One of the biggest adjustments for new college students is the newfound freedom. College students have an increase in personal responsibility and a lot less external structure. There are no set study times, no required meal times, no one to tell them when to sleep or get them up, an increase in their academic workload, a greater need to multi-task and balance and a myriad of new social opportunities and challenges. The following are skills that will help you develop your own internal structure and be successful in college. At Clarke, all students have access to Health & Wellness Services, CU Advising, the Margaret Mann Academic Resource Center, and other people and resources to help them develop these crucial attributes.
Prepare a weekly schedule that includes time in class, studying, activities, work, meals, study and time with friends. Being a college student is like having a full-time job.
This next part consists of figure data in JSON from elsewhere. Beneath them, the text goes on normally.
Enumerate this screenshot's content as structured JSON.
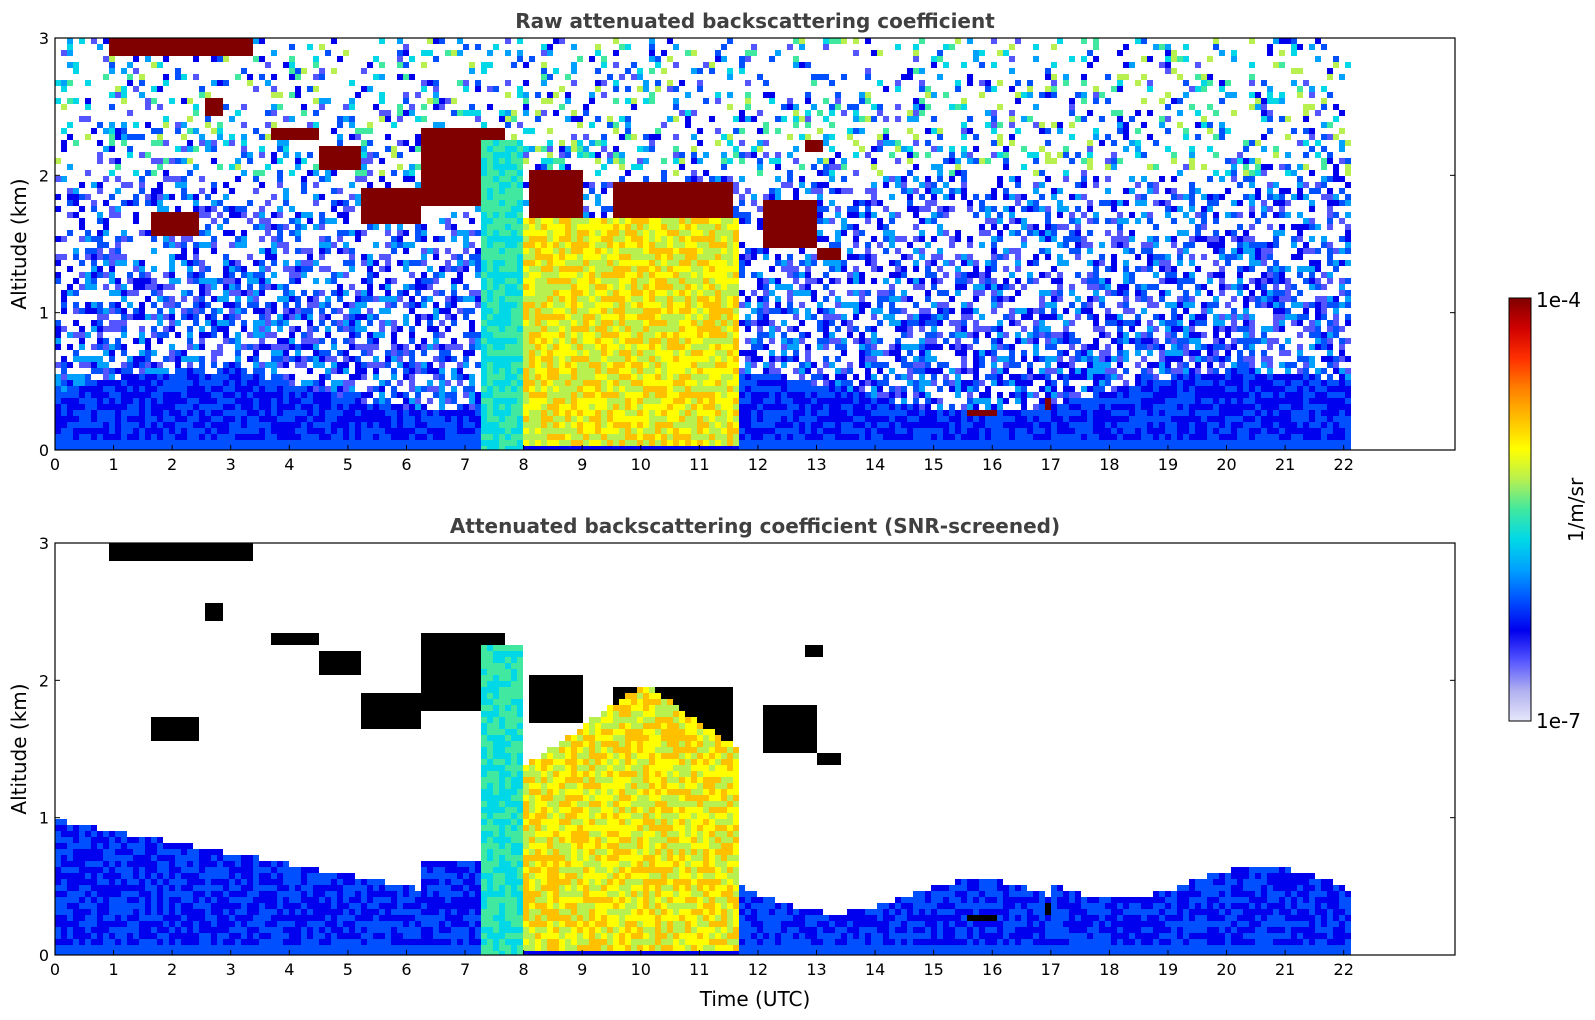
{
  "chart_data": [
    {
      "type": "heatmap",
      "title": "Raw attenuated backscattering coefficient",
      "xlabel": "",
      "ylabel": "Altitude (km)",
      "xlim": [
        0,
        23.9
      ],
      "ylim": [
        0,
        3
      ],
      "x_ticks": [
        "0",
        "1",
        "2",
        "3",
        "4",
        "5",
        "6",
        "7",
        "8",
        "9",
        "10",
        "11",
        "12",
        "13",
        "14",
        "15",
        "16",
        "17",
        "18",
        "19",
        "20",
        "21",
        "22"
      ],
      "y_ticks": [
        "0",
        "1",
        "2",
        "3"
      ],
      "data_end_time": 22.1,
      "screened": false,
      "features": [
        {
          "kind": "aerosol_layer",
          "t_start": 0,
          "t_end": 22.1,
          "top_km": 0.5
        },
        {
          "kind": "precipitation_band",
          "t_start": 7.9,
          "t_end": 11.6,
          "top_km": 1.6
        },
        {
          "kind": "cloud_layer",
          "t_start": 3.6,
          "t_end": 7.6,
          "base_km": 1.65,
          "top_km": 2.35
        },
        {
          "kind": "cloud_layer",
          "t_start": 12.0,
          "t_end": 13.5,
          "base_km": 1.4,
          "top_km": 1.85
        },
        {
          "kind": "cloud_layer",
          "t_start": 15.5,
          "t_end": 17.0,
          "base_km": 0.25,
          "top_km": 0.4
        }
      ]
    },
    {
      "type": "heatmap",
      "title": "Attenuated backscattering coefficient (SNR-screened)",
      "xlabel": "Time (UTC)",
      "ylabel": "Altitude (km)",
      "xlim": [
        0,
        23.9
      ],
      "ylim": [
        0,
        3
      ],
      "x_ticks": [
        "0",
        "1",
        "2",
        "3",
        "4",
        "5",
        "6",
        "7",
        "8",
        "9",
        "10",
        "11",
        "12",
        "13",
        "14",
        "15",
        "16",
        "17",
        "18",
        "19",
        "20",
        "21",
        "22"
      ],
      "y_ticks": [
        "0",
        "1",
        "2",
        "3"
      ],
      "data_end_time": 22.1,
      "screened": true,
      "features": [
        {
          "kind": "aerosol_layer",
          "t_start": 0,
          "t_end": 6.2,
          "top_km": 1.0
        },
        {
          "kind": "precipitation_band",
          "t_start": 7.9,
          "t_end": 11.6,
          "top_km": 2.0
        },
        {
          "kind": "aerosol_layer",
          "t_start": 12.0,
          "t_end": 22.1,
          "top_km": 0.6
        }
      ]
    }
  ],
  "colorbar": {
    "label": "1/m/sr",
    "max_label": "1e-4",
    "min_label": "1e-7",
    "scale": "log",
    "vmin": 1e-07,
    "vmax": 0.0001,
    "colormap": [
      "#e6e6fa",
      "#b0b0f0",
      "#5555ff",
      "#0000ee",
      "#0050ff",
      "#00a0ff",
      "#00d8e8",
      "#40e8a0",
      "#b8f050",
      "#ffff00",
      "#ffc000",
      "#ff8000",
      "#ff3000",
      "#d00000",
      "#800000"
    ]
  }
}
Several hours of studying and preparation expected for each class.
Regular exercise, adequate rest, good nutrition, prayer and/or meditation are all suggested ways of engaging in self-care that reduces stress. Finding ways to increase coping resources will help students decrease the stressors that life will throw your way.
Even some of the best high school students have not always developed good study skills. Knowing how to read a text book, take notes in class, use the library and take multiple choice tests are all areas that will help you be more successful in the classroom.
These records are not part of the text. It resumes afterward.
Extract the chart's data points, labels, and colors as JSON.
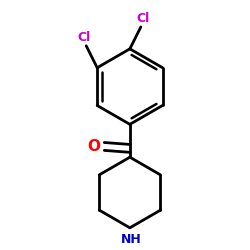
{
  "background_color": "#ffffff",
  "bond_color": "#000000",
  "cl_color": "#cc00cc",
  "o_color": "#ff0000",
  "nh_color": "#0000cc",
  "line_width": 2.0,
  "dbo": 0.018,
  "figsize": [
    2.5,
    2.5
  ],
  "dpi": 100,
  "cl1_label": "Cl",
  "cl2_label": "Cl",
  "o_label": "O",
  "nh_label": "NH"
}
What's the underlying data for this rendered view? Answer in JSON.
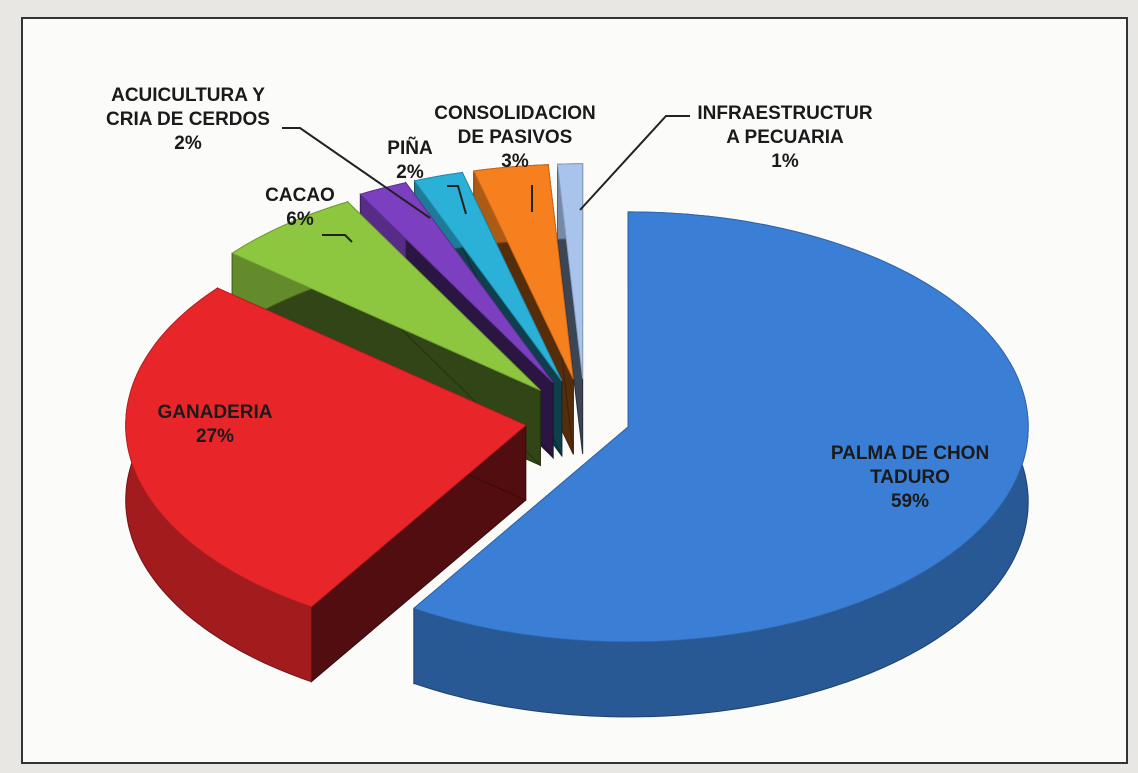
{
  "chart_data": {
    "type": "pie",
    "categories": [
      "PALMA DE CHON\nTADURO",
      "GANADERIA",
      "CACAO",
      "ACUICULTURA Y\nCRIA DE CERDOS",
      "PIÑA",
      "CONSOLIDACION\nDE PASIVOS",
      "INFRAESTRUCTUR\nA PECUARIA"
    ],
    "values": [
      59,
      27,
      6,
      2,
      2,
      3,
      1
    ],
    "value_labels": [
      "59%",
      "27%",
      "6%",
      "2%",
      "2%",
      "3%",
      "1%"
    ],
    "colors": [
      "#3a7fd5",
      "#e8262a",
      "#8dc63f",
      "#7b3fbf",
      "#2bb0d8",
      "#f7801e",
      "#a9c4ec"
    ]
  }
}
It is important to have experience in independently handling money, balancing a check book, using an ATM, reading a bank statement and learning to make responsible decisions about living on a budget.
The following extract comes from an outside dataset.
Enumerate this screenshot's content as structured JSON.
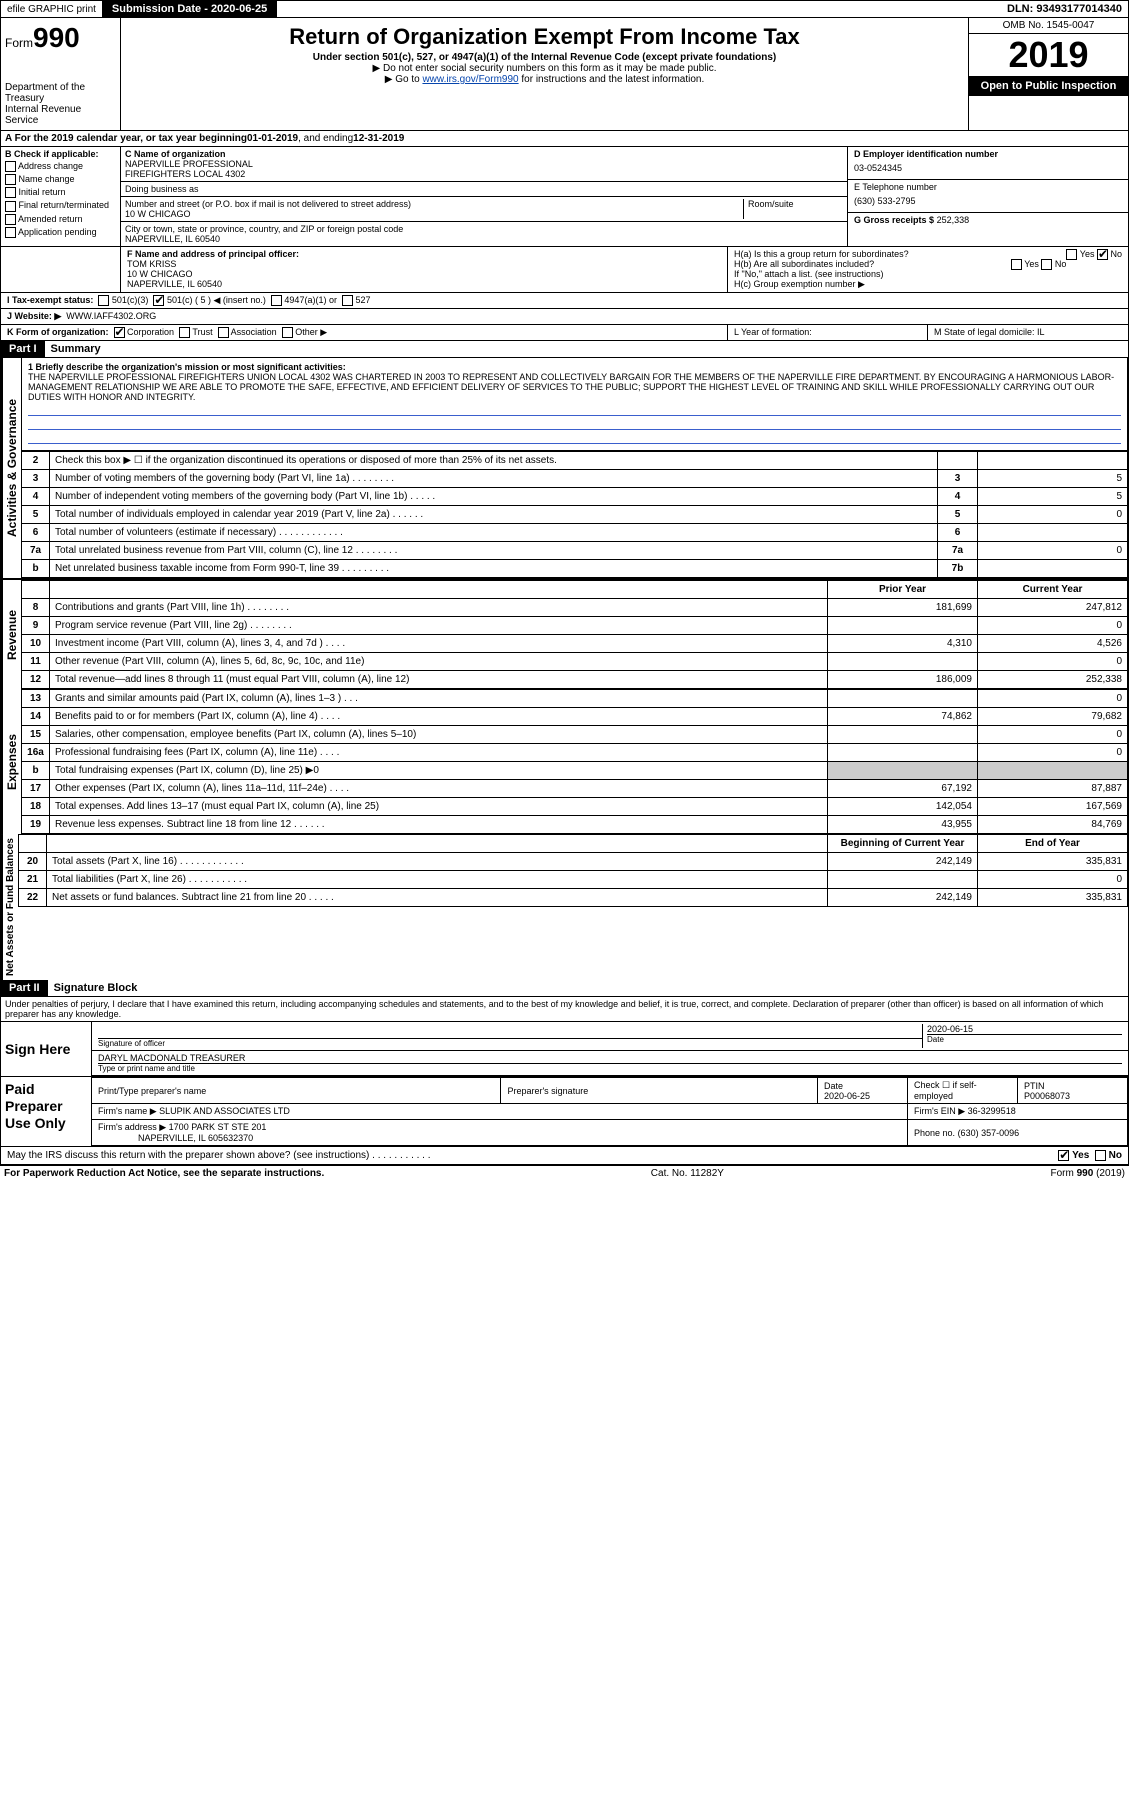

Speak up for yourself in an assertive manner that is not aggressive or passively allowing others to take advantage of you. Assertiveness skills are helpful in roommate communication, study groups, teams and conflict resolution. They also involve learning and practicing healthy boundaries.
Well-Developed Self Care Skills
Develop bedtimes based on physical need and health. Adequate sleep and a healthy diet can improve mood, athletic and classroom performance and coping strategies for stress. Exercise, relaxation and good hygiene are also important aspects of self-care.
Keeping Safe and Avoiding Risky Behaviors
Staying safe means learning to advocate for your well being. It means making smart and low-risk choices and planning for the “what ifs” in life.
Seeking Assistance When Needed
A big part of advocating for yourself is knowing when to ask for help. The college years are a time for learning new information, new life skills and a new way of relating with our world. Seeking help when you need it is a sign of strength and integrity, not an admission of failure.
Respecting the Rules and Policies
Every community has rules and policies and our college campus is no different. Our rules and policies apply to safety and fostering a positive community where all students are respectful of themselves, others and the environment.
Displaying Honesty, Integrity and Perseverance
Learning to incorporate personal values and ethics into every aspect of life is a significant part of personal growth during the college experience. Part of the path of integrity is learning how to hang in there and stay committed to goals even when situations are challenging.